Honda’s fleet of hybrids uses a one-motor system, the Integrated Motor Assist, which has the gas engine and electric motor bolted together and engaged with a single clutch. In this configuration, the electric motor runs simultaneously with the gas engine. The P2 clutch enables the gas engine to shut down, transferring the load to the electric motor. The efficiency of selective electric motor use is gained without the costly addition of a separate electric motor.
The 2011 Hyundai Sonata Hybrid and the Infiniti M353 Hybrid are the first hybrids to use the new parallel-clutch P2 system. According to Hyundai, the new design results in greater highway fuel efficiency and improved electric motor performance. With the separate clutch, the electric motor can be increased in size to deliver greater acceleration.
The P2 also results in improves regenerative braking, and saves costs by eliminating the need for a torque converter. Cost of batteries for P2 hybrids is expected to be about 30% lower than current costs for electric can batteries.
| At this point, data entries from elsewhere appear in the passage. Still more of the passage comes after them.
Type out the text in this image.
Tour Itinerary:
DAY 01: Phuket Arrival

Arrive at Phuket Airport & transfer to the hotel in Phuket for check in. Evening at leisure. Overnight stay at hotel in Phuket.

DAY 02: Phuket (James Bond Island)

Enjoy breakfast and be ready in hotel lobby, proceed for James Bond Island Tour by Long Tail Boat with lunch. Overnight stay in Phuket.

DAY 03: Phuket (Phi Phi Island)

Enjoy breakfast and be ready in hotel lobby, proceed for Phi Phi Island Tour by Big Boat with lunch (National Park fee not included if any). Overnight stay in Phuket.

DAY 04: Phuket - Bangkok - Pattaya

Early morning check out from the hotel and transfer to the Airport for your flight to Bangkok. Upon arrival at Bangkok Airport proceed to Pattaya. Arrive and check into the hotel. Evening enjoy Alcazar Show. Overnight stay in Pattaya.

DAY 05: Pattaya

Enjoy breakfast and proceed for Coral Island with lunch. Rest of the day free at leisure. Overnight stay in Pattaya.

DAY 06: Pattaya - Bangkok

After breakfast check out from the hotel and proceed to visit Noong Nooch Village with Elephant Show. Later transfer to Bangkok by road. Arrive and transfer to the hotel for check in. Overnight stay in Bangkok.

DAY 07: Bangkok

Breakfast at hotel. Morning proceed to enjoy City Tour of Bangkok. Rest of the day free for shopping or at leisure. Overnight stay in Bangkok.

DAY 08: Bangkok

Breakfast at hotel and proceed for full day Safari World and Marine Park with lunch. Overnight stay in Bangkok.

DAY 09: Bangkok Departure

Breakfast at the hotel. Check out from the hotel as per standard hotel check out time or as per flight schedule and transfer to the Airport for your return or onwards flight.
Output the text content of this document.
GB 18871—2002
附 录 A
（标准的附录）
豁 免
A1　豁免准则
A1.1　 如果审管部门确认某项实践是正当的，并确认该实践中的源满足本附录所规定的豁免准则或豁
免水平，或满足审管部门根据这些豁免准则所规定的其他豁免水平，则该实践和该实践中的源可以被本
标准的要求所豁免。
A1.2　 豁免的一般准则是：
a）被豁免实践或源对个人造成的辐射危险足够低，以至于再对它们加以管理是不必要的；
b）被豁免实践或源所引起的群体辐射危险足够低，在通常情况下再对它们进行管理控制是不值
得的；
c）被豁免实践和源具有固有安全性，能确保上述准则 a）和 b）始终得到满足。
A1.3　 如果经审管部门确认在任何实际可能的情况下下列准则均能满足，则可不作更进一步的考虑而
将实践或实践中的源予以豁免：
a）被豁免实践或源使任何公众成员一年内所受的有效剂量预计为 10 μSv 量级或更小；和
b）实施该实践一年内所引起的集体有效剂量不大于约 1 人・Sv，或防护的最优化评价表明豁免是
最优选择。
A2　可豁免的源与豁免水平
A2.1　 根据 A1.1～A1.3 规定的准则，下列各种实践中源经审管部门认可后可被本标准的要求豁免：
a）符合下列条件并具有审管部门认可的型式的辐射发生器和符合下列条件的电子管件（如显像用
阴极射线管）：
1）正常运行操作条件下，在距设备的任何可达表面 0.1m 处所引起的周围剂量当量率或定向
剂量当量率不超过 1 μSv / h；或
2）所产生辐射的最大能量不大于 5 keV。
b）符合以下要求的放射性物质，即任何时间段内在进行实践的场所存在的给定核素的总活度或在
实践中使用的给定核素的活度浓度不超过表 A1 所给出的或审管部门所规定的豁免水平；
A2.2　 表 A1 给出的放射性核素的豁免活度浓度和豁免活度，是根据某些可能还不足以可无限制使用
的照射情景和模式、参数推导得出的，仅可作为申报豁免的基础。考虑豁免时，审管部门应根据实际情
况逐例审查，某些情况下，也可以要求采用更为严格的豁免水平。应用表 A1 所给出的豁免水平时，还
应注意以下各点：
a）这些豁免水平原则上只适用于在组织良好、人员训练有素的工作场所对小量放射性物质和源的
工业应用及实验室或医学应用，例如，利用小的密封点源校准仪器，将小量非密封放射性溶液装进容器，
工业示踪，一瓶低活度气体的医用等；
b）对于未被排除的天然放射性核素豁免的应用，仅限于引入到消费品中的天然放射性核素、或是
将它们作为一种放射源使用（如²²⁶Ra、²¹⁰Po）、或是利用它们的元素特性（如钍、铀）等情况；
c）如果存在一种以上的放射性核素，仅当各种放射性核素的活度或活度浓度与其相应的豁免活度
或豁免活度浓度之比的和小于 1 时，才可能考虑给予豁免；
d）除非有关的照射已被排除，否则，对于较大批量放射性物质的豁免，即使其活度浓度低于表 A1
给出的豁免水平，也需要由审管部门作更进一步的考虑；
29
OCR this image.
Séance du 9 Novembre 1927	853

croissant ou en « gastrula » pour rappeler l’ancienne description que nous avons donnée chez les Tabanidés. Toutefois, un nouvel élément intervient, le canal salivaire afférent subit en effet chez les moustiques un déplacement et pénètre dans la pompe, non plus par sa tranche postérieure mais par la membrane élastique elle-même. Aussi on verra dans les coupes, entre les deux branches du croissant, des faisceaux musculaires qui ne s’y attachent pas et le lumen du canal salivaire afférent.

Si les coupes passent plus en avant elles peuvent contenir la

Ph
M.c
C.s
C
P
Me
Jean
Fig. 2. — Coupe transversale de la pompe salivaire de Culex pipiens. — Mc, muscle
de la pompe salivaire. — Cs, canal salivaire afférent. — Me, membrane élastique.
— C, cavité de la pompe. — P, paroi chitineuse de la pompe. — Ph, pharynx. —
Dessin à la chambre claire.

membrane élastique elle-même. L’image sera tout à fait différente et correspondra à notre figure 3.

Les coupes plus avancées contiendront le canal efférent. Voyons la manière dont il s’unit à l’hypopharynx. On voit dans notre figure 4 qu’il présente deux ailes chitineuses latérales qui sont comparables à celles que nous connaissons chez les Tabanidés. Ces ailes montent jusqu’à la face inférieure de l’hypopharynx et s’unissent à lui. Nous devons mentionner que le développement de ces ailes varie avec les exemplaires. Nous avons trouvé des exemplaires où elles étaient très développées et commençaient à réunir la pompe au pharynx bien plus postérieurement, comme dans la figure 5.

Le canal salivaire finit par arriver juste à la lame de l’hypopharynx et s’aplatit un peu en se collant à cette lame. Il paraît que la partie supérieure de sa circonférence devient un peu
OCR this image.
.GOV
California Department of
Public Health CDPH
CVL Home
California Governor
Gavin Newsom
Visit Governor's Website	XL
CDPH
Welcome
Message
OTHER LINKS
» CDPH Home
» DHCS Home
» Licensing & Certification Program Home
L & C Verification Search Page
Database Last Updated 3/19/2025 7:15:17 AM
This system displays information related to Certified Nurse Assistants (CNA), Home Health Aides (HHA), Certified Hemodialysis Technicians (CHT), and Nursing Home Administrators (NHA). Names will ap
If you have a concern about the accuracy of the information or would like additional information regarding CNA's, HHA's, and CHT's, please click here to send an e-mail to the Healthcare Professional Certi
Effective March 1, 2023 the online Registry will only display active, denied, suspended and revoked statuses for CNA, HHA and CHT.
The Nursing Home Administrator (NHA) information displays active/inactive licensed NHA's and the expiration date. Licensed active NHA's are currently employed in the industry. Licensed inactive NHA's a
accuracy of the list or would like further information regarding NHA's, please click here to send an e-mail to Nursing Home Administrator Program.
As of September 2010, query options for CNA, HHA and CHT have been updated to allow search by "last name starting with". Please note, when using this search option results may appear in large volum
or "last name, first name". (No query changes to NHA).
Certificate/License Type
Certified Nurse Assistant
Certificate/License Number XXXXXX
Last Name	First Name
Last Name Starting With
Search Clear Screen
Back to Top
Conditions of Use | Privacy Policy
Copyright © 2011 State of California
By 2025, the US fleet average could reach 60mpg, with SUVs averaging 40mpg
Manufacturers who have not yet committed to the two-motor system currently in most hybrids, or to Honda’s Integrated Motor Assist design, are benefiting from their late entry into the hybrid market. Mercedes and BMW have P2 hybrids in development, as well as Hyundai, Volkswagen and Infiniti. John German, senior fellow with the International Council for Clean Transportation, believes that the P2 hybrids will enter the mass market, and that the new technology will “become standard on vehicles.”
German believes that by 2025, the US fleet average could reach 60mpg, with SUVs averaging 40mpg.